Слита и Дымов были большие приятели, вместе кончали мореходку, вместе плавали капитанами, вместе их захватила война. Высаживались десантом здесь вот, на Курилах. Потом Слита тяжело болел, пришлось списаться на берег, но на пенсию не пожелал уйти старый морской волк. Его опыт и хозяйский глаз пригодились на рыбокомбинате.
«Как ему объяснить?» — подумал Земцев. Он знал, что неприятности Дымова — это неприятности Слиты, и наоборот. А у Слиты больное сердце.
— Олег Александрович ушел искать порядки японца.
— А почему не Ковалев? — Слиту трудно было провести. Он знал тут все тонкости. — Пограничникам положено порядки искать, Дмитрий Алексеевич. Ты мне зубы не заговаривай! Что, дров наломал Олег?
— Малость наломал.
— Я так и знал! — хлопнул себя по боку Слита. — Старый дурень, голова уже сплошь седая, а ума не нажил!
— Да вы не расстраивайтесь. Ничего страшного. Дело поправимое, — соврал Земцев.
— Поправимое? — Слита пристально поглядел на Земцева. — Ну так пусть он сам и поправляет его. И пока не поправит, в бухту носа не кажет. Не пущу! Так ему и передай. На пушечный выстрел не пущу!
«Вот это дружба!» — подумал Земцев, прыгая в свою шхунишку.
В штабе его ждали новости. «Орлец» задерживался, он еще не выходил с Кунашира. Белецкий остался в Малом, машина вернулась: Скрабатун поедет в комендатуру за продуктами. С утра его спрашивал майор, ждет в канцелярии.

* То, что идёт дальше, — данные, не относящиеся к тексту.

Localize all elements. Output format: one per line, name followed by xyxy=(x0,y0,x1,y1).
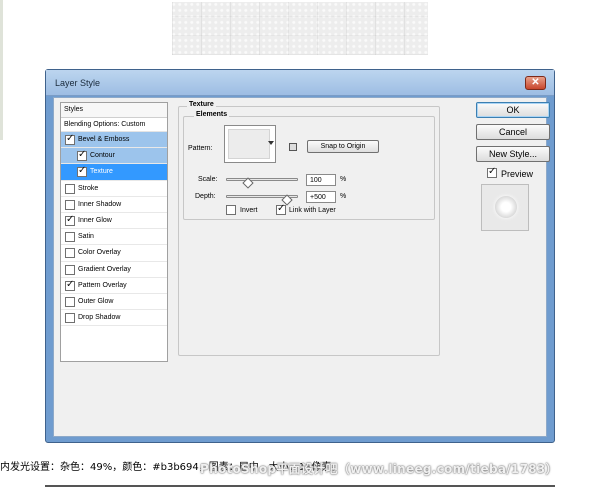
style-item-label: Contour xyxy=(90,152,115,160)
background-strip xyxy=(0,0,3,140)
style-checkbox[interactable] xyxy=(65,296,75,307)
dialog-body: Styles Blending Options: Custom Bevel & … xyxy=(53,97,550,437)
close-button[interactable]: ✕ xyxy=(525,76,546,90)
style-checkbox[interactable] xyxy=(65,183,75,194)
style-item-satin[interactable]: Satin xyxy=(61,229,167,246)
dialog-titlebar[interactable]: Layer Style ✕ xyxy=(46,70,554,96)
style-item-label: Color Overlay xyxy=(78,249,121,257)
style-item-drop-shadow[interactable]: Drop Shadow xyxy=(61,310,167,327)
style-item-label: Inner Glow xyxy=(78,216,112,224)
blending-options-item[interactable]: Blending Options: Custom xyxy=(61,118,167,132)
style-item-label: Texture xyxy=(90,168,113,176)
snap-to-origin-button[interactable]: Snap to Origin xyxy=(307,140,379,153)
bottom-divider xyxy=(45,485,555,487)
style-checkbox[interactable] xyxy=(65,248,75,259)
scale-unit: % xyxy=(340,176,347,183)
dialog-title: Layer Style xyxy=(55,78,101,88)
scale-input[interactable]: 100 xyxy=(306,174,336,186)
style-item-label: Outer Glow xyxy=(78,297,114,305)
new-style-button[interactable]: New Style... xyxy=(476,146,550,162)
style-checkbox[interactable] xyxy=(77,165,87,178)
elements-group-title: Elements xyxy=(194,111,230,118)
link-with-layer-label: Link with Layer xyxy=(289,207,336,214)
style-item-label: Drop Shadow xyxy=(78,314,121,322)
texture-swatch-image xyxy=(172,2,428,55)
invert-label: Invert xyxy=(240,207,258,214)
preview-checkbox[interactable] xyxy=(487,166,497,178)
preview-label: Preview xyxy=(501,169,534,179)
style-checkbox[interactable] xyxy=(65,133,75,145)
style-item-color-overlay[interactable]: Color Overlay xyxy=(61,245,167,262)
style-preview-thumbnail xyxy=(481,184,529,231)
style-checkbox[interactable] xyxy=(65,264,75,275)
style-item-label: Inner Shadow xyxy=(78,200,122,208)
style-item-label: Bevel & Emboss xyxy=(78,136,130,143)
style-item-texture[interactable]: Texture xyxy=(61,164,167,181)
style-item-contour[interactable]: Contour xyxy=(61,148,167,165)
preview-glow-shape xyxy=(495,196,517,218)
style-item-pattern-overlay[interactable]: Pattern Overlay xyxy=(61,278,167,294)
texture-group-title: Texture xyxy=(187,101,216,108)
styles-header[interactable]: Styles xyxy=(61,103,167,118)
style-item-stroke[interactable]: Stroke xyxy=(61,181,167,197)
style-checkbox[interactable] xyxy=(65,214,75,226)
style-checkbox[interactable] xyxy=(65,199,75,210)
style-item-gradient-overlay[interactable]: Gradient Overlay xyxy=(61,262,167,278)
pattern-swatch xyxy=(228,129,270,159)
elements-group: Elements Pattern: Snap to Origin Scale: … xyxy=(183,111,435,220)
style-item-inner-glow[interactable]: Inner Glow xyxy=(61,213,167,230)
styles-list: Styles Blending Options: Custom Bevel & … xyxy=(60,102,168,362)
style-checkbox[interactable] xyxy=(65,279,75,291)
scale-slider[interactable] xyxy=(226,178,298,181)
style-item-inner-shadow[interactable]: Inner Shadow xyxy=(61,197,167,213)
layer-style-dialog: Layer Style ✕ Styles Blending Options: C… xyxy=(45,69,555,443)
pattern-dropdown-arrow-icon[interactable] xyxy=(268,141,274,145)
link-with-layer-checkbox[interactable] xyxy=(276,203,286,215)
depth-input[interactable]: +500 xyxy=(306,191,336,203)
style-checkbox[interactable] xyxy=(65,232,75,243)
style-item-outer-glow[interactable]: Outer Glow xyxy=(61,294,167,311)
style-item-label: Satin xyxy=(78,233,94,241)
watermark-text: PhotoShop平面设计吧（www.lineeg.com/tieba/1783… xyxy=(200,462,558,476)
style-item-label: Stroke xyxy=(78,184,99,192)
cancel-button[interactable]: Cancel xyxy=(476,124,550,140)
pattern-picker[interactable] xyxy=(224,125,276,163)
style-items: Bevel & Emboss Contour Texture Stroke Inner … xyxy=(61,132,167,327)
invert-checkbox[interactable] xyxy=(226,205,236,215)
style-item-bevel-emboss[interactable]: Bevel & Emboss xyxy=(61,132,167,149)
style-item-label: Pattern Overlay xyxy=(78,281,127,289)
depth-unit: % xyxy=(340,193,347,200)
ok-button[interactable]: OK xyxy=(476,102,550,118)
scale-label: Scale: xyxy=(198,176,218,183)
texture-group: Texture Elements Pattern: Snap to Origin… xyxy=(178,101,440,356)
style-checkbox[interactable] xyxy=(65,313,75,324)
depth-label: Depth: xyxy=(195,193,216,200)
style-item-label: Gradient Overlay xyxy=(78,265,131,273)
new-preset-icon[interactable] xyxy=(289,143,297,151)
style-checkbox[interactable] xyxy=(77,149,87,162)
pattern-label: Pattern: xyxy=(188,145,213,152)
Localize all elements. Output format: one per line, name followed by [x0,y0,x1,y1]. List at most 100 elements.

Командир подразделения майор Громовой встретил Земцева сухо.
— Ну как дела? Чего не докладываешь? Или стесняешься потревожить начальство?
— А нечего пока докладывать.
— Как нечего? Шутишь! С трех часов шхуна в бухте!
— С трех тридцати, — уточнил Земцев.
— Неважно. Меня интересует результат!
Земцев обрисовал обстановку. Подробно, в деталях, ничего не сгущая и не строя иллюзий. Он видел, как мрачнело лицо майора. Громовой не любил неясностей и запутанных дел. У него сразу портилось настроение и начинала болеть печень. Он ходил по подразделению и глотал но-шпу. Все знали — в этот момент на глаза ему лучше не попадаться.
— Что решил делать?
— Пока ничего. Думать.
— Ты так говоришь, как будто у тебя вагон времени!
— Не вагон, а… — Земцев посмотрел на часы, — двадцать два часа.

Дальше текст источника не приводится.